The R-squared value from our regression output indicates the proportion of variance in germination temperature that can be explained by the cultivation method. A low p-value (typically < 0.05) would lead us to reject the null hypothesis.
Part 5 - Discussion
Statistical Evidence and Conclusions: Our analysis yielded a p-value of 0.008351, providing strong evidence to reject the null hypothesis and conclude that cultivation type significantly impacts germination temperature.
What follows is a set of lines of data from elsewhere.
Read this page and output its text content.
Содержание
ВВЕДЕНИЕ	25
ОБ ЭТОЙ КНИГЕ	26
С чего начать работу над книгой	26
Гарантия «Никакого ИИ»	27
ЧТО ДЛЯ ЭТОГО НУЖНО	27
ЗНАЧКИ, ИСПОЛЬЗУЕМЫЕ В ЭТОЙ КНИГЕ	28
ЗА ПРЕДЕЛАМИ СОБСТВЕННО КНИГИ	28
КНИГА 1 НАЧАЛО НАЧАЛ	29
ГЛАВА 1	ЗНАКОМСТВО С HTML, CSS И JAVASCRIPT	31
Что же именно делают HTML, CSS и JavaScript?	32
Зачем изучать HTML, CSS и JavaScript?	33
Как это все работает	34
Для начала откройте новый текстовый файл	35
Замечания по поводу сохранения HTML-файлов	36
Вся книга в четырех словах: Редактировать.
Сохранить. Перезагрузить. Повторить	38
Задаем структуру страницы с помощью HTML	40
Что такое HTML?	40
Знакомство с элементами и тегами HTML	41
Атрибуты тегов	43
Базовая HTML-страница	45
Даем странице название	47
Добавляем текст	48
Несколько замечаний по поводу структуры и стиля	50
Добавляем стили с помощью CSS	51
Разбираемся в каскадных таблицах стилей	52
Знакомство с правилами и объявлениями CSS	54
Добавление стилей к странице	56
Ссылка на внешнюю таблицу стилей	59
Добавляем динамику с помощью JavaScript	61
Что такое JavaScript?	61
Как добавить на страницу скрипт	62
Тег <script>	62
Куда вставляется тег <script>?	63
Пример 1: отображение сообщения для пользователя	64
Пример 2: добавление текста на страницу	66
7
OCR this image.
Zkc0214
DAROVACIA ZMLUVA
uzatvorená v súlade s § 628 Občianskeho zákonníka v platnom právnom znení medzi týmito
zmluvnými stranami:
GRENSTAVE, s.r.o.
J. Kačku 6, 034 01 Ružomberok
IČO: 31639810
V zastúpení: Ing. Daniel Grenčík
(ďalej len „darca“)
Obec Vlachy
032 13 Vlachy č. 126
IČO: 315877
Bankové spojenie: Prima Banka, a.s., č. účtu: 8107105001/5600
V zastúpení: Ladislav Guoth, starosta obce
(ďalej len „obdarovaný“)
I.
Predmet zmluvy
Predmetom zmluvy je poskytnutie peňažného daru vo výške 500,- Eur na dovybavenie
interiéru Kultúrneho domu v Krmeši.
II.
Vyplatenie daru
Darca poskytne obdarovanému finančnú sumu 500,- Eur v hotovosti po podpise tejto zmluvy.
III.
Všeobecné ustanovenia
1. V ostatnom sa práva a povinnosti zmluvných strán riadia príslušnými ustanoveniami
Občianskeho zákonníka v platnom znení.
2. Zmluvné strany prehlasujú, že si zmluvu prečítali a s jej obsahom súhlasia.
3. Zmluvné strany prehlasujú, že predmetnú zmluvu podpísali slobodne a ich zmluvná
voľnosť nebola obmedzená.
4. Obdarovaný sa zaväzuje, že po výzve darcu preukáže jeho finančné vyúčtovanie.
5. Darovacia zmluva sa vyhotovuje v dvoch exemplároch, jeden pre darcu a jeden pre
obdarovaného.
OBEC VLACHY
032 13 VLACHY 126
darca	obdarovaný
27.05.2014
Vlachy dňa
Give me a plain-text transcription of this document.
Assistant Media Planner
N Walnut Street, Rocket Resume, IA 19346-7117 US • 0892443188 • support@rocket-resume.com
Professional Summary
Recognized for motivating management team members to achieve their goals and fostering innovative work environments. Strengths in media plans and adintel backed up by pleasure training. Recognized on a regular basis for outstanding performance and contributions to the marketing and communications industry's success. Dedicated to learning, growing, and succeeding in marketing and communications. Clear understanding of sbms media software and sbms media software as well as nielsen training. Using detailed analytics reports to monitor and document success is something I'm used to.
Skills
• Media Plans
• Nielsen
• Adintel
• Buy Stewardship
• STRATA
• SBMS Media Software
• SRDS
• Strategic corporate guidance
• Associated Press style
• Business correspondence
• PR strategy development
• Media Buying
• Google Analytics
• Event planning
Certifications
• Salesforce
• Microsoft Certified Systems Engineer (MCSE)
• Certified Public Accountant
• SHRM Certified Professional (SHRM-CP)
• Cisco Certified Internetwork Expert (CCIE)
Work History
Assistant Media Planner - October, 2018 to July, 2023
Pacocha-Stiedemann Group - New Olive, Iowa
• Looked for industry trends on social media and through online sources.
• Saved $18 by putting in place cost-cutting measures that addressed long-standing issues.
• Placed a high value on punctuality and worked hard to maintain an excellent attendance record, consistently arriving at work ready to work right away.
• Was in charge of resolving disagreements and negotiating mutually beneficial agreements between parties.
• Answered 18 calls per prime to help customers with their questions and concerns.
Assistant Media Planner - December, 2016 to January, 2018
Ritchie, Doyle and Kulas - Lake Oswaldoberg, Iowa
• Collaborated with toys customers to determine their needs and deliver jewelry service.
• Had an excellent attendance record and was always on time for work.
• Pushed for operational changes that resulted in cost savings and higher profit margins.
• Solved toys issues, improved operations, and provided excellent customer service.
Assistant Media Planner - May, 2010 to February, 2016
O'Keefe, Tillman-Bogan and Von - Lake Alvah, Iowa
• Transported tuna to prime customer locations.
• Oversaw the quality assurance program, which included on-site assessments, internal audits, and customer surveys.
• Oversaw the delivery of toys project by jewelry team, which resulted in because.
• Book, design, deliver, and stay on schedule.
The diagnostic Q-Q plot and residual histogram confirmed that our data satisfies the normality assumptions required for a linear model. The significant p-value (0.008) suggests that these agricultural classifications are not arbitrary, but rather reflect the specific thermal requirements needed to trigger the enzymatic breakdown of starch into sugar during the germination phase. For instance, greenhouse crops showed a higher mean temperature compared to outdoor field crops, mirroring the controlled environments they are bred for. Importance and Limitations: This analysis is important for agricultural planning, as it provides a data-driven basis for setting greenhouse thermostats or timing outdoor planting. By understanding these thermal thresholds, growers can ensure more uniform emergence and higher crop yields. However, a limitation of this study is that “cultivation type” is a broad category; other factors like soil moisture, pH, and light duration also interact with temperature to influence germination. Future research should utilize a multi-variable model to explore how these environmental factors collectively influence seedling success.
Part 6 - Conclusion
This experiment was designed to show the effect that cultivation type has on the temperature of germination. The results, supported by a significant p-value of 0.008, showed that cultivation method has a measurable impact on germination temperature, with different categories requiring varying mean temperatures. Specifically, Legumes exhibited the lowest mean temperature while Cucurbits required the highest; however, due to high standard deviations, there is notable overlap between these groups. This data could be useful for farmers looking to germinate multiple types of plants simultaneously, as it identifies which cultivations can share a single climate setting. Future directions for this research should include examining optimal temperatures for later growth stages and water requirements for these specific cultivation types to better support large-scale crop production.
Part 7 - References
Locke, H. (2025). Do Some Mammals Intellectually Punch Above Their Weight Class? [RMarkdown Example File]. La Salle University.
TidyTuesday. (2026). Edible Plants Dataset. Retrieved from https://github.com/rfordatascience/tidytuesday
Whitlock, M. C., & Schluter, D. (2020). The Analysis of Biological Data (3rd ed.). Roberts and Company Publishers.